High-level overview of the projects and programs I led for the AR Glasses product line at Meta Reality Labs.

What I did at Meta Reality Labs

Summary

During my time at Meta RL, I worked on two primary pillars of the forthcoming AR Glasses product line: [1] AR communications and [2] digital human representations (DHR). These two pillars represent hero experiences that differentiate our AR glasses from our competitors.

At the highest level of abstraction, the progression of my time at RL can be characterized as independent → collaborative. This was largely a reflection of how our product development progressed.

When I first arrived, the various pillars of AR glasses were being built up more independently. I took ownership of specific aspects of AR communications and immediately began leading own end-to-end studies before taking over a rolling research program shortly afterwards. During this time I was embedded within two cross-functional teams (XFN) that included designers, engineers, and product managers. 

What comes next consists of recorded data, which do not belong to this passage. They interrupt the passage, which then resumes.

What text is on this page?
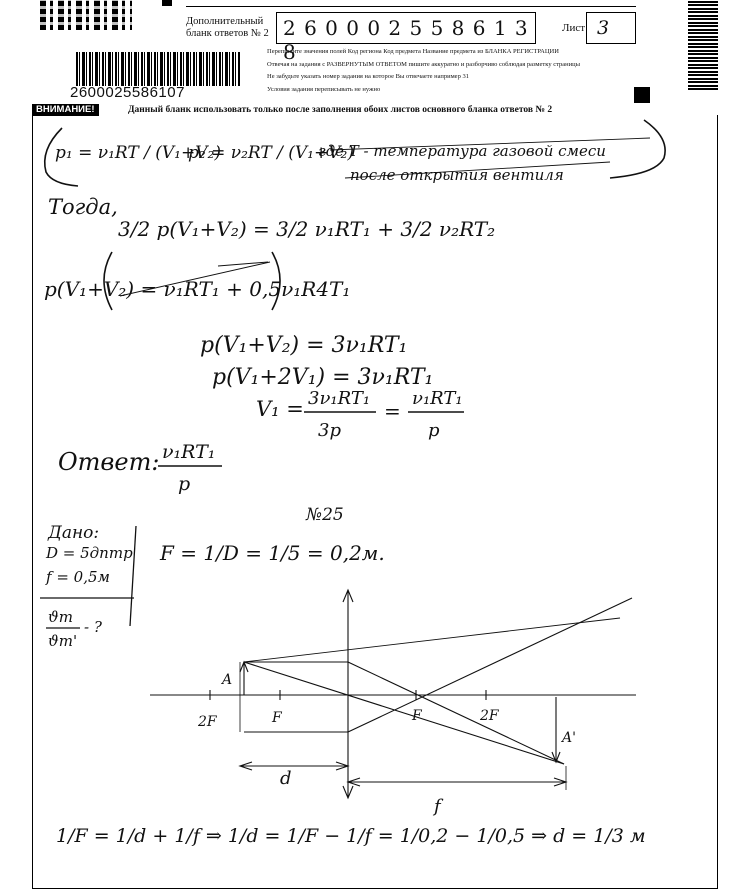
Дополнительный
бланк ответов № 2 2 6 0 0 0 2 5 5 8 6 1 3 8
Лист 3
2600025586107
Перепишите значения полей Код региона Код предмета Название предмета из БЛАНКА РЕГИСТРАЦИИ
Отвечая на задания с РАЗВЕРНУТЫМ ОТВЕТОМ пишите аккуратно и разборчиво соблюдая разметку страницы
Не забудьте указать номер задания на которое Вы отвечаете например 31
Условия задания переписывать не нужно
ВНИМАНИЕ!	Данный бланк использовать только после заполнения обоих листов основного бланка ответов № 2
p₁ = ν₁RT / (V₁+V₂)
p₂ = ν₂RT / (V₁+V₂)
где T - температура газовой смеси
после открытия вентиля
Тогда,
3/2 p(V₁+V₂) = 3/2 ν₁RT₁ + 3/2 ν₂RT₂
p(V₁+V₂) = ν₁RT₁ + 0,5ν₁R4T₁
p(V₁+V₂) = 3ν₁RT₁
p(V₁+2V₁) = 3ν₁RT₁
V₁ = 3ν₁RT₁
3p
=
ν₁RT₁
p
Ответ: ν₁RT₁
p
№25
Дано:
D = 5дптр
f = 0,5м
ϑm
ϑm'
- ?
F = 1/D = 1/5 = 0,2м.
2F	F	F	2F
A
A'
d
f
1/F = 1/d + 1/f ⇒ 1/d = 1/F − 1/f = 1/0,2 − 1/0,5 ⇒ d = 1/3 м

Our product experiences began converging as product development progressed, but our teams were still quite siloed. My scope and responsibilities expanded during this time as I gained the trust of my research managers and XFN. I began supporting a third XFN team focusing on DHRs. Noticing gaps and redundancies across our workstreams, I pivoted to a more collaborative research model. This involved things like:

  • cultivating relationships & synergies with researchers and XFN outside my immediate org
  • anticipating XFN needs and looping in appropriate research teams to help us #movefast
  • identifying my own research opportunities to fill knowledge gaps

All of this was done within the context of an extremely ambiguous, rapidly evolving set of problem spaces as new technologies and constraints were discovered. Supporting 3 different teams, I’ve had to (and currently do) prioritize and synergize disparate stakeholder needs quickly and effectively to hit key product milestones while aligning with org- and team- level OKRs.

Methodology

  • Interview
  • Concept testing
  • Survey (planned)
  • Card sort (planned)
  • Usability
  • Diary study (planned)
  • Participatory design
  • JTBD synthesis
  • Literature review
  • Hueristic analysis
  • Needs-based assessment
  • Rapid ethnography (planned)
  • Contextual inquiry (planned)
  • Thematic analysis
  • Descriptive & inferential statistical analysis
  • Video editing

Impact

  • Informed product direction and helped product teams quickly pivot by delivering timely primary & secondary research insights.
  • Developed an experiential quality framework for an important aspect of synchronous communication via AR Glasses.
  • Improved executive-level buy-in by helping PM leads showcase UXR efforts in product reviews
  • Improved product quality by:
    • advocating for new experiences that more closely aligned with user needs
    • refining proposed experiences to align with users’ current mental models
    • advocating for data-driven UXR perspectives during director-level product decisions
  • Increased product velocity by:
    • repurposing/adapting previous research to emerging stakeholder needs
    • suggesting lighter-weight research efforts and methods that still met stakeholder needs
  • Increased research velocity by running rolling research programs vs conducting ad-hoc studies
  • De-siloed orgs by facilitating relationships and collaboration across previously unassociated research and XFN teams.
  • Highlighted and advocated for the accessibility potential of RL products by:
    • informing product decisions for AR glasses
    • running Meta-wide demo’s seen by executives and Zuck’s reports.